There are plenty of expressions that you will find online that aim to validate emails. This particular one from https://emailregex.com/ has a 99.99% match rate.
/^(([^<>()\[\]\\.,;:\s@"]+(\.[^<>()\[\]\\.,;:\s@"]+)*)|(".+"))@((\[[0-9]{1,3}\.[0-9]{1,3}\.[0-9]{1,3}\.[0-9]{1,3}])|(([a-zA-Z\-0-9]+\.)+[a-zA-Z]{2,}))$/
A few things to note. Notice that regular expressions are not pretty to read. They are indeed complex sequences which makes them slightly more error prone than other alternatives.
Also notice how there is only a 99.99% success rate in matching patterns. And that's because regular expressions for emails aren't exactly perfect in a sense. The email standard is not a static document. While in the past you mainly had a username@url.topleveldomain sequence, these days, things are kind of weird. For one, top-level domains like .com and .net used to be the only game in town. But these days, you can find niche and trendy TLD's like .museum and .party.
And we can assume that this will continue to change going forward. So while we can't have 100% regex supremacy, this is still a relatively valid approach to consider.
Custom validation
And lastly, you have the option of parsing out your own strings and creating your own rules for whats an email valid. Let's take a look at a quick example of a standard email.
username @ url . com
There are essentially 5 main parts that comprise an email address.
1. The username portion (local name)
2. An @ symbol
3. The domain name
4. A (.) symbol
5. The domain extension
If you can ensure that these 5 elements are in place, then you have a good place to start for validation.
Here is a C# example that would do just that.

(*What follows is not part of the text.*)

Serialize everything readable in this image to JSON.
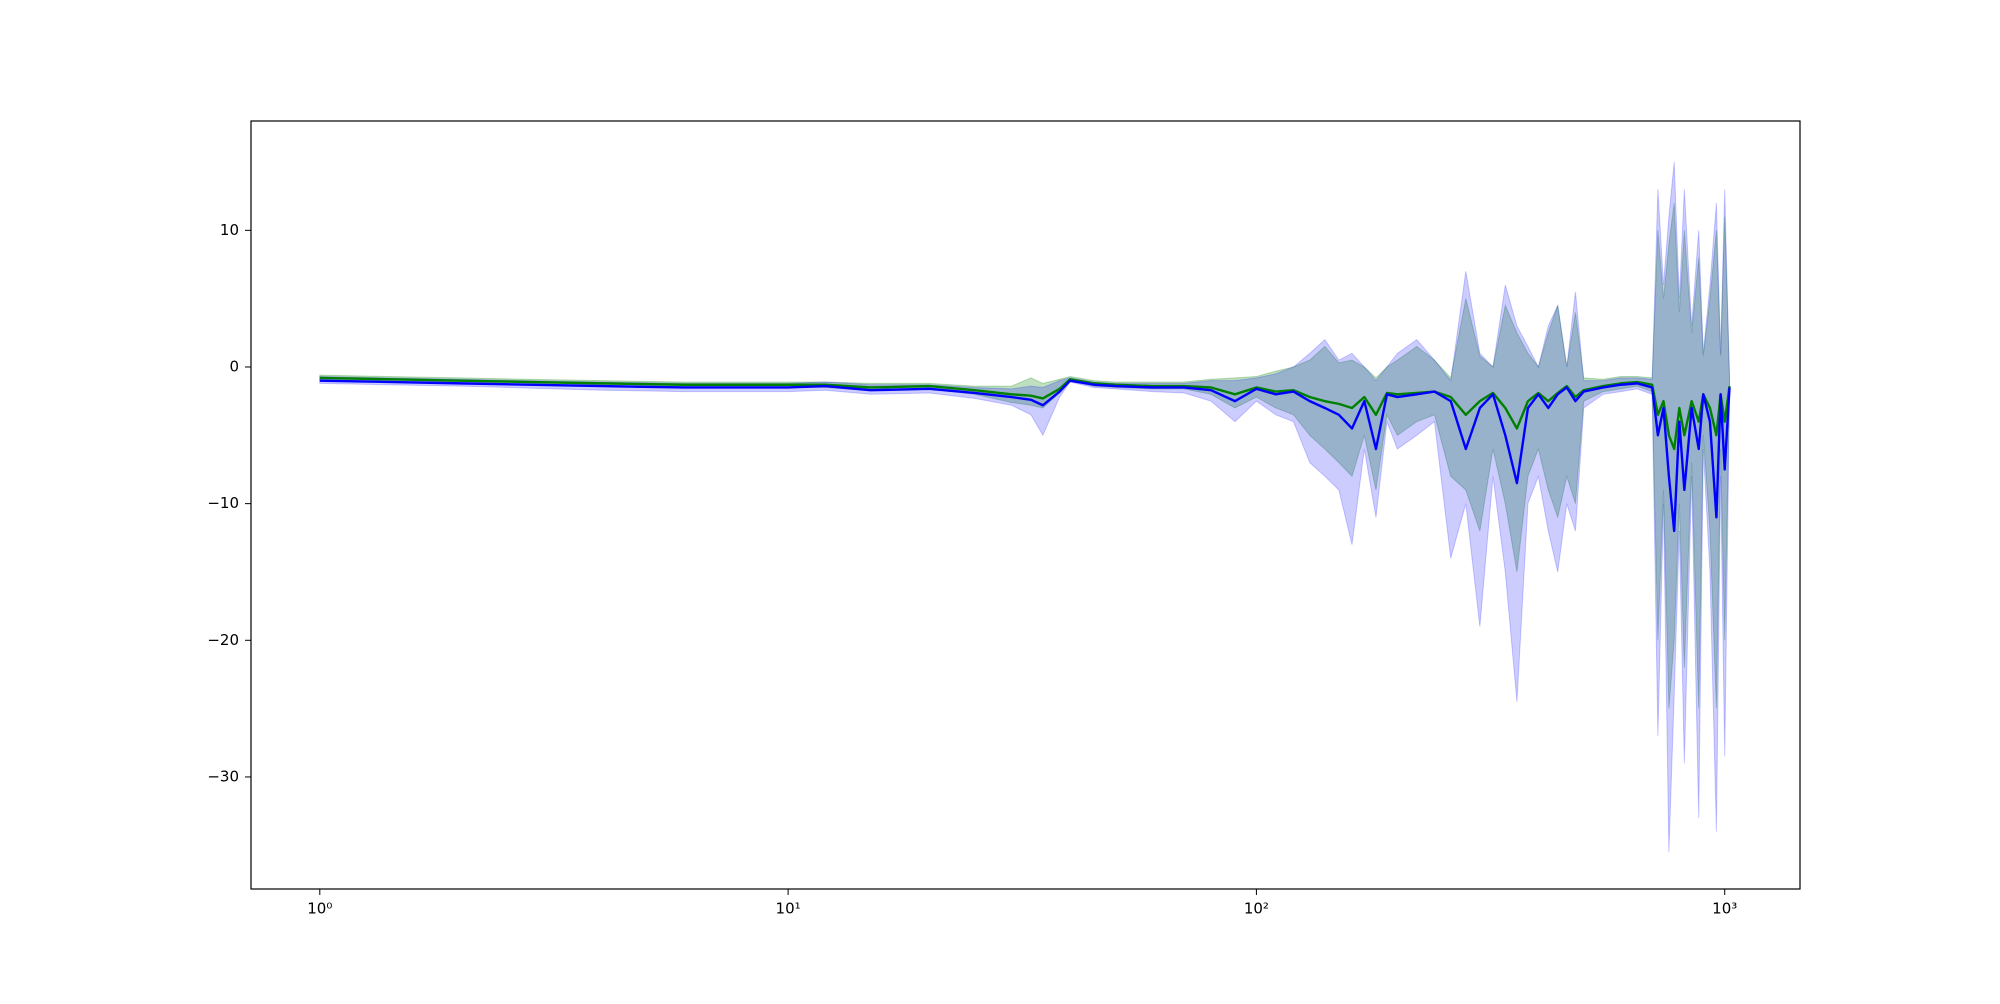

public static bool EmailIsValid(string strEmail)
{
if (strEmail.IndexOf('@') == -1 || strEmail.IndexOf('.') == -1)
return false;
string strPrefix = string.Empty;
string strSuffix = string.Empty;
string strExtension = string.Empty;
strPrefix = strEmail.Substring(0, strEmail.IndexOf('@'));
strSuffix = strEmail.Substring(strEmail.IndexOf('@') + 1);
strExtension = strSuffix.Substring(strSuffix.IndexOf('.') + 1);
if (strPrefix.Length == 0 || strSuffix.Length == 0 || strExtension.Length == 0)
return false;
return true;
}
The code essentially relies on finding substrings of characters in order from @ to . and ensuring that there is some content in each of the primary areas.
This method is not perfect mind you. There is alot more that goes into the email specification that is not taken into account, such as valid characters and maximum allowable characters. But it is a starting point if you wish to add to it and make it more robust.
Ideally, you want to validate emails both on the client-side (through JavaScript) and on the server-side as well. This ensures that older browsers that do not have built-in email validation do not effect the data on your server.
The biggest benefit of having your own custom validation is that you are kept in control of the design. If you have a particular UI/UX theme on your web forms, then you won't have to rely on the built-in popup balloon with a static message.
Having any type of validation, whether custom or built-in, is pretty much mandatory these days. With millions of bots crawling the web daily, the last thing that you want is to wake up with a database full of garbage data that you will then have to spend hours cleaning up.